Haloperidol (Haldol®), Serum
Haloperidol (Haldol®), Serum
    
Number
070482
CPT
80173
Synonyms
Haldol®
Specimen
Serum or plasma
Volume
4 mL
Minimum Volume
1.6 mL
Container
Red-top tube, lavender-top (EDTA) tube, or green-top (heparin) tube
Collection
Transfer separated serum or plasma to a plastic transport tube. Do not use a gel-barrier tube. The use of gel-barrier tubes is not recommended due to slow absorption of the drug by the gel. Depending on the specimen volume and storage time, the decrease in drug level due to absorption may be clinically significant.
Storage Instructions
Refrigerate
Causes for Rejection
Gel-barrier tube
Reference Interval
Therapeutic: 4-26 ng/mL
Critical Values
Potentially toxic: >50 ng/mL
Use
Half-life is 15-40 hours. Haloperidol is an antipsychotic tranquilizer used to control acute and chronic psychotic disorders, for the control of Tourette syndrome, and for the treatment of severe behavior problems in hyperactive children. Haloperidol is metabolized by dealkalization, oxidation, and conjugation; the hydroxy derivative is active but concentrations are very low. Haloperidol should be monitored to assess and optimize dosing regimens and maintenance therapy since the relationship between dosage and serum levels at steady-state can be highly variable. The drug should also be monitored to assess adverse reactions and changes associated with co-administered drugs. Haloperidol can increase serum tricyclic level, increase the toxicity of lithium, inhibit hypertensive action and antagonize the stimulant effect of amphetamines.
Methodology
Liquid chromatography/mass spectrometry (LC/MS)
Additional Information
Haloperidol is well absorbed orally; however, a first-pass effect results in 60% (range 44% to 74%) oral bioavailability. Time to peak effect after intramuscular and oral administration is 1 and 3 hours, respectively. Volume of distribution is 20 L/kg, and plasma protein binding is 92%. Clearance (11.8±2.9 mL/kg/minute) is greater in children and smokers and is reduced in the elderly. The metabolism of haloperidol involves cleavage by oxidative N-dealkylation to piperidine metabolites and 4-fluorobenzoylpropionic acid; <1% of unchanged haloperidol is excreted in the urine. The mean plasma half-life after oral administration of single doses varies from 14-24 hours. Haloperidol (ketone) also undergoes reversible metabolism to reduced haloperidol (alcohol); the reduced metabolite is much less active than the parent compound. Although the clearance of reduced haloperidol is similar, its Vd and half-life (67±51 hours) are considerably longer. The accumulation and slow reconversion of reduced haloperidol to parent compound increases the apparent plasma elimination half-life of haloperidol (3-10 days) with repeated dosing.

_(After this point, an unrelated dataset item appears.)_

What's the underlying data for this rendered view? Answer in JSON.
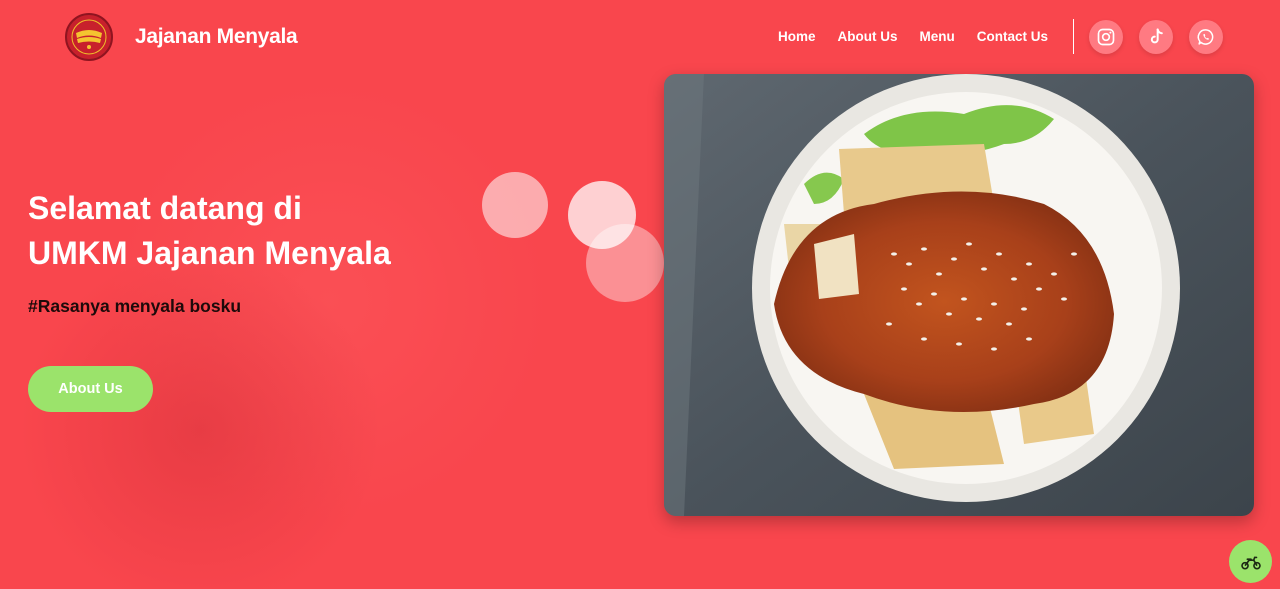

Because of the lack of active metabolites, several studies have investigated the relationship between plasma levels and clinical response. Most studies suggest that typical levels vary between 5 and 15-25 ng/mL. Dopamine (D2) receptors in the brain appear to be approximately 90% saturated at plasma concentrations of 15-20 ng/mL. In reviews and a recent study of the dose-response relationship, plasma levels exceeding 15-20 ng/mL were associated with no improvement and possibly decreased efficacy. Concomitant administration of phenytoin, carbamazepine, or phenobarbital decreases the steady-state plasma concentrations of haloperidol; fluoxetine has the opposite effect.

The activity of haloperidol decanoate, a depot preparation, depends on the enzymatic hydrolysis of the ester to free haloperidol. Haloperidol decanoate, given once every 3-4 weeks (in amounts approximately 20 times the daily oral maintenance dose of haloperidol), has maintained patients with chronic schizophrenia for over 1 year. Steady-state plasma concentrations of 2-8 ng/mL are reached by the third monthly injection. This long delay may necessitate an intramuscular loading dose and/or supplemental oral medication during the first 2-3 months of therapy.

References

AMA, Division of Drugs and Toxicology, Drug Evaluations Subscription, Chicago, IL: American Medical Association, Winter 1992.

Darby JK, Pasta DJ, Dabiri L, et al, “Haloperidol Dose and Blood Level Variability: Toxicity and Interindividual and Intraindividual Variability in the Nonresponder Patient in the Clinical Practice,” J Clin Psychopharmacol, 1995, 15(5):334-40.

Davis JM and Chen N, “Dose Response and Dose Equivalence of Antipsychotics,” J Clin Psychopharm, 2004, 24(2):192-208.

Volavka J, Czobor P, Nolan K, et al, “Overt Aggression and Psychotic Symptoms in Patients With Schizophrenia Treated With Clozapine, Olanzapine, Risperidone, or Haloperidol,” J Clin Psychopharm, 2004, 24(2):225-8.